The large gathering to celebrate Eid at the end of Ramadan might also be cancelled, said Abdul Rahimi, president of the Saint John Islamic Association

Those Eid prayers see more than a thousand people in the Saint John mosque, Rahimi said.

"We are hoping for good [news]," he said. "If everything goes well, we will have the Eid prayer, but we have to obey the law."

He said his mosque usually invited an imam to visit from Ontario and give the Eid sermon. He said travel restrictions and mandating a 14-day isolation after crossing provincial borders would make that difficult this year.

Remote Friday prayer?

Mohamed El-Bayoumi of the Fredericton Islamic Association said the Friday prayer holds a special place for people. He said some people follow Friday prayer online or over the radio, but it's not the same experience.

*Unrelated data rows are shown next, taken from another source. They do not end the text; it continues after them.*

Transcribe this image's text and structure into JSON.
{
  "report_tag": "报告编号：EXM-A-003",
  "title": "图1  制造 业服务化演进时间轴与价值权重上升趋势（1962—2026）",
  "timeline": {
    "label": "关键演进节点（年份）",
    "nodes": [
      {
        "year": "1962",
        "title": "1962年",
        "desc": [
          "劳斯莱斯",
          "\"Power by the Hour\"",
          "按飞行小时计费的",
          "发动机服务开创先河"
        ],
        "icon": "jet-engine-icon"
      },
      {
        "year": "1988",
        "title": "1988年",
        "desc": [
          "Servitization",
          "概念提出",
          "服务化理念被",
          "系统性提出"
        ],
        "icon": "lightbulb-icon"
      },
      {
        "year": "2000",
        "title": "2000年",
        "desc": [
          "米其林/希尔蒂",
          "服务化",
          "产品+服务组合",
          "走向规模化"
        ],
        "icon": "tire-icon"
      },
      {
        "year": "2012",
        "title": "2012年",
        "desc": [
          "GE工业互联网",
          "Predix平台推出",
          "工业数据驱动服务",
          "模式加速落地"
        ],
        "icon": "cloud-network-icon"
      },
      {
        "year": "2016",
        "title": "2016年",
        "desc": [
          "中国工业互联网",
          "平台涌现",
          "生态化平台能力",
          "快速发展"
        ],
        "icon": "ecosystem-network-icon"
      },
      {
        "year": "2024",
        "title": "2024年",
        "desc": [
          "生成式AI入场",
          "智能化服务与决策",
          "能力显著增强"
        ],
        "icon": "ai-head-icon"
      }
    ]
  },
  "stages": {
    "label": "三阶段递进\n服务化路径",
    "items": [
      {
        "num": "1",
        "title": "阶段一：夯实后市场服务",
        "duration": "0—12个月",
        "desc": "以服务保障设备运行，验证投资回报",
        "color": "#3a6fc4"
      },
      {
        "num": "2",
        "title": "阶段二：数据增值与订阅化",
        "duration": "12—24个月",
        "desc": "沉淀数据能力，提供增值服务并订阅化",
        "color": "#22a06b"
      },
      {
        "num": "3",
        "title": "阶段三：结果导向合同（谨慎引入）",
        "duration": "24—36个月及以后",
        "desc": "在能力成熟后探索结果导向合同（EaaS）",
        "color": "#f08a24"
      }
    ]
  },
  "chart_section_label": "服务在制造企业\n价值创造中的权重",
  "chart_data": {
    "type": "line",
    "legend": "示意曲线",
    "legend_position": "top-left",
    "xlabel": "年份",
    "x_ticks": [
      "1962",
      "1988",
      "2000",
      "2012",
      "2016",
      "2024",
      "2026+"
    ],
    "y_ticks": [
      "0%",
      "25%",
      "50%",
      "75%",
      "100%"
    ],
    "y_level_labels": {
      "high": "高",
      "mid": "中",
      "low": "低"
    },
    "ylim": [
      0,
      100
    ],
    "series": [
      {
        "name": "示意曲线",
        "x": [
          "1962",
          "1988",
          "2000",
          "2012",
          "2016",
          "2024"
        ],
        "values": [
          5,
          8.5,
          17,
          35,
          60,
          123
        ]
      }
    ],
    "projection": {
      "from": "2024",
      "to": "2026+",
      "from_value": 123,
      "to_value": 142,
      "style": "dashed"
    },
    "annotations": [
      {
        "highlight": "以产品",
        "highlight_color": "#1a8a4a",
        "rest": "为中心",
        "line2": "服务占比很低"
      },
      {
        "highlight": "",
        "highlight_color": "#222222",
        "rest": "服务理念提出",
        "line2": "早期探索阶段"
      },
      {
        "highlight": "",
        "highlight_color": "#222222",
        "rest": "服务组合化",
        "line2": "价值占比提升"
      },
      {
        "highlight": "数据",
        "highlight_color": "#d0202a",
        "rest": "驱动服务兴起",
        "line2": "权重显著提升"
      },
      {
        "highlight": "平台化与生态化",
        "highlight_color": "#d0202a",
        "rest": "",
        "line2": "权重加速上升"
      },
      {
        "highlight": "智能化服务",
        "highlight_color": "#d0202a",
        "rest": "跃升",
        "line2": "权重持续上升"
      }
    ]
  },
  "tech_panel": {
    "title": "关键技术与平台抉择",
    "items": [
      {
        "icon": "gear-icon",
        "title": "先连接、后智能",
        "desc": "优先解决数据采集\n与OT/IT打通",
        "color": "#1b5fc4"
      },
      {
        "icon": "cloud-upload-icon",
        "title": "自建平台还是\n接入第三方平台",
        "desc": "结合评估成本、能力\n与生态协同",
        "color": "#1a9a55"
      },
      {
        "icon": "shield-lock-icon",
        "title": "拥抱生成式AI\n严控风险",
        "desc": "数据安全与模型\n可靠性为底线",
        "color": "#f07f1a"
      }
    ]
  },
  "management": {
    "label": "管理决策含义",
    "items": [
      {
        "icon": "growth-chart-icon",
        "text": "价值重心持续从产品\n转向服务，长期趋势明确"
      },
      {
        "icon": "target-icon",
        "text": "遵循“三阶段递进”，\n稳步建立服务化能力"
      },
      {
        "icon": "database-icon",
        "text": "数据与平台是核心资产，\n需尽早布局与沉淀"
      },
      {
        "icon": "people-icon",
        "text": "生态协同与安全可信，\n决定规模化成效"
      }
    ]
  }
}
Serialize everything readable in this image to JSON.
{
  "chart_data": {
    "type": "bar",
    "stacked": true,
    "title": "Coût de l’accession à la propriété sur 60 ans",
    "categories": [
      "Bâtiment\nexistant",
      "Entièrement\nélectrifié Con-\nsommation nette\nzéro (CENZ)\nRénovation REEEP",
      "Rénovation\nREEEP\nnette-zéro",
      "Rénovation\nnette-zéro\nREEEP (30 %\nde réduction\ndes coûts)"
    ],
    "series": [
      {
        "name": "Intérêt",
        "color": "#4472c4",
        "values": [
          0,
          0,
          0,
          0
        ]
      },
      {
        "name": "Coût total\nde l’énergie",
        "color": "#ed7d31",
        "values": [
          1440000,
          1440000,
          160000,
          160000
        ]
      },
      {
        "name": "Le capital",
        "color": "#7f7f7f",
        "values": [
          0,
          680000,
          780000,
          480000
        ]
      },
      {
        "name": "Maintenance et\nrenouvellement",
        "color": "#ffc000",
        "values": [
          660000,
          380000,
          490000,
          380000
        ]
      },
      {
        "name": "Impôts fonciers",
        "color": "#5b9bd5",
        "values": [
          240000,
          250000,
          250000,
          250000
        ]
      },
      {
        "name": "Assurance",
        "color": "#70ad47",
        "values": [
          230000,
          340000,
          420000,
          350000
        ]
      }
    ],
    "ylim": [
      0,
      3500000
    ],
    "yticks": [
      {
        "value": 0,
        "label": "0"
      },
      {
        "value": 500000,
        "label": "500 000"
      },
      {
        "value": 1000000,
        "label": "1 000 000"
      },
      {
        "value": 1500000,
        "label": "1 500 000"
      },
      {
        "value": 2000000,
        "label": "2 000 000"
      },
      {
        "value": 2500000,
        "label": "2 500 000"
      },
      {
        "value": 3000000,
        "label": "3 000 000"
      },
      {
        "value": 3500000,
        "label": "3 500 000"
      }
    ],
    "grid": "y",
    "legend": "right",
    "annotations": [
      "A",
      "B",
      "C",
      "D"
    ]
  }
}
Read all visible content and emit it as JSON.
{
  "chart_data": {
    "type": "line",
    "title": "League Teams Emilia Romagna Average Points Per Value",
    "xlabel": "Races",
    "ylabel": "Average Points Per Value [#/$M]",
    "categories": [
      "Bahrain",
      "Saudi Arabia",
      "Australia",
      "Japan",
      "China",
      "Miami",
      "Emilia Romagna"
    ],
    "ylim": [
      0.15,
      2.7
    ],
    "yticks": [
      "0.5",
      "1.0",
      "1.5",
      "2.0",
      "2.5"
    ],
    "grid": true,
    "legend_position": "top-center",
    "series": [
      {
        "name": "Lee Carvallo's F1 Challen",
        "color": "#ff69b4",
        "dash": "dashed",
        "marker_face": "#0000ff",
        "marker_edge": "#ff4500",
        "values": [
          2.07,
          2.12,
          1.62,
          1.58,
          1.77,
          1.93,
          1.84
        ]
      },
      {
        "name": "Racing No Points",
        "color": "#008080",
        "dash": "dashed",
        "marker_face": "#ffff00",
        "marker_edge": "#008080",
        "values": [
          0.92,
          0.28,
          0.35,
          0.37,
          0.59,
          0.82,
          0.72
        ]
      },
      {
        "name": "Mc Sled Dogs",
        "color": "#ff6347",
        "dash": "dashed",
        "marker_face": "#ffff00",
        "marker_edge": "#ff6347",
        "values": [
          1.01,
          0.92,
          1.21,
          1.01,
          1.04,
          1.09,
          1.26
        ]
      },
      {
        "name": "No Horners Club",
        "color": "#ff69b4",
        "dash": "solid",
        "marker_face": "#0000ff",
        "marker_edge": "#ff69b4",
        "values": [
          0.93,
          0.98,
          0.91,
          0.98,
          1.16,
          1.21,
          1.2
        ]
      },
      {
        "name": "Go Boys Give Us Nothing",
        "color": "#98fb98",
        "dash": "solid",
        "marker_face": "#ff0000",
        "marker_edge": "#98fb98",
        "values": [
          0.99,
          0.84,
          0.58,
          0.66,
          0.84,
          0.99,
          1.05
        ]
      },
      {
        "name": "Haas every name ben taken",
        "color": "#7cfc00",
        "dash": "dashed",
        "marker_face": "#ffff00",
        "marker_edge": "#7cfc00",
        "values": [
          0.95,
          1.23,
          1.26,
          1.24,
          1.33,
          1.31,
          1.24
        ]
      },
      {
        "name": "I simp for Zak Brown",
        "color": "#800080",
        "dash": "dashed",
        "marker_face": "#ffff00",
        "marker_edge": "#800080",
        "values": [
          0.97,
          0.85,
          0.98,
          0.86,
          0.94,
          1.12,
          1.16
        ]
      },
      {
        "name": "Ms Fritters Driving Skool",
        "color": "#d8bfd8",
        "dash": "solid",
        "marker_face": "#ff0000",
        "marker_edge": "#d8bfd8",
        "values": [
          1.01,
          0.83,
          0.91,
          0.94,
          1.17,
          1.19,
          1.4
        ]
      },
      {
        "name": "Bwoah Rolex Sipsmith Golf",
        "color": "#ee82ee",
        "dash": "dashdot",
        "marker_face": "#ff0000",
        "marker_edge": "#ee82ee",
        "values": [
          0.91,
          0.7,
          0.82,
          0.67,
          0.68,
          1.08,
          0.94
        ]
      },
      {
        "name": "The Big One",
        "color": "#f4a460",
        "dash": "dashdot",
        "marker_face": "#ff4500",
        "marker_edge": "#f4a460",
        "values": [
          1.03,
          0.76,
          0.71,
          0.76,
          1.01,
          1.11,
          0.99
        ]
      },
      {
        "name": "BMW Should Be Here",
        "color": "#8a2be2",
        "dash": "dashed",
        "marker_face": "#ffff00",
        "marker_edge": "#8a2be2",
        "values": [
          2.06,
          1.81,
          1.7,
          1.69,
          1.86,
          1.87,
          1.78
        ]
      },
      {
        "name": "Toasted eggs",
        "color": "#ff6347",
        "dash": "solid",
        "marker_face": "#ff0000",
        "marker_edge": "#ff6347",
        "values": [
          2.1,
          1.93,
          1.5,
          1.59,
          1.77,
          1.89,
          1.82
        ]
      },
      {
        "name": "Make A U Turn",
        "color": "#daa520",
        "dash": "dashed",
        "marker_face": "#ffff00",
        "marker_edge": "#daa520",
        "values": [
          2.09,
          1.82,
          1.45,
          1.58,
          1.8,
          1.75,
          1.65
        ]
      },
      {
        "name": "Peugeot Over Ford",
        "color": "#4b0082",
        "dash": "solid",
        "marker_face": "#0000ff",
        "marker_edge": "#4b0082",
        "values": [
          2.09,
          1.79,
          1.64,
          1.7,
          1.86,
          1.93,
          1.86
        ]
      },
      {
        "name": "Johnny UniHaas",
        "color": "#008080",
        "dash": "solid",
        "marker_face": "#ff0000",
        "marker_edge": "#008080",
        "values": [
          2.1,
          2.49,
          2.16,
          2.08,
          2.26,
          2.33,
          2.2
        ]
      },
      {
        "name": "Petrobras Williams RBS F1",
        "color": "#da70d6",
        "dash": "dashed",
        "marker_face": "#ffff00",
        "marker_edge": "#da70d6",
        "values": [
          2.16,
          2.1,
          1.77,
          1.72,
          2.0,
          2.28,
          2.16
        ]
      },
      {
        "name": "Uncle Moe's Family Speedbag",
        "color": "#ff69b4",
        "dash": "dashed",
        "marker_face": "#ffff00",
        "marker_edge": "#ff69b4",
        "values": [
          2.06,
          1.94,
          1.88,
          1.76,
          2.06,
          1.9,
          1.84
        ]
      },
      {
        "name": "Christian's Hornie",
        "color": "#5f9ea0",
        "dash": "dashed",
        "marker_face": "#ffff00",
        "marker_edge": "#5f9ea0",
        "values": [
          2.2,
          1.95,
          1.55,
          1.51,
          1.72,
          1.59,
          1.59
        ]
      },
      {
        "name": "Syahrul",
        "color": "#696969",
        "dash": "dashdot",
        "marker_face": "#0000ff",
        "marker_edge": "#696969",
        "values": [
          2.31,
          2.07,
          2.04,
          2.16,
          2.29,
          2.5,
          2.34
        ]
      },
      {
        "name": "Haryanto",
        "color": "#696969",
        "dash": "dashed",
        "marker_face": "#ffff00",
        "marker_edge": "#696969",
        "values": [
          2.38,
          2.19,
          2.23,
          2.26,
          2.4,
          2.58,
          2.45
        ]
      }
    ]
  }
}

And, it's not even possible now, He said Friday prayers across the globe have been cancelled.

"When I was too young to go anywhere I know that that we used to turn the radio on Friday and listen to it. But it has not been done anywhere. So… there is nothing remotely that can be followed or that can be watched."

Mohamed El-Bayoumi says following along with prayer online can be tough since mass gatherings are being banned globally. (Hadeel Ibrahim/CBC)

However, El-Bayoumi said it makes sense that people are staying put and following the rules.

"We are all praying for this calamity to disappear one way or the other," he said.

"I really wish that everyone listens to those who know better than [them]."

More than a place of worship

Much like a church, a mosque is a community centre as well as a place of worship, Rahimi said. Sunday school, and social events were also cancelled when the mosque closed.

He said he's feeling the loss of that social element himself.

"If you're asking me, I know it's not easy, it's boring, but you got to do what you got to do," he said. "The virus is a very critical virus, it's the killer. At this point everybody knows that their life is more important than anything else."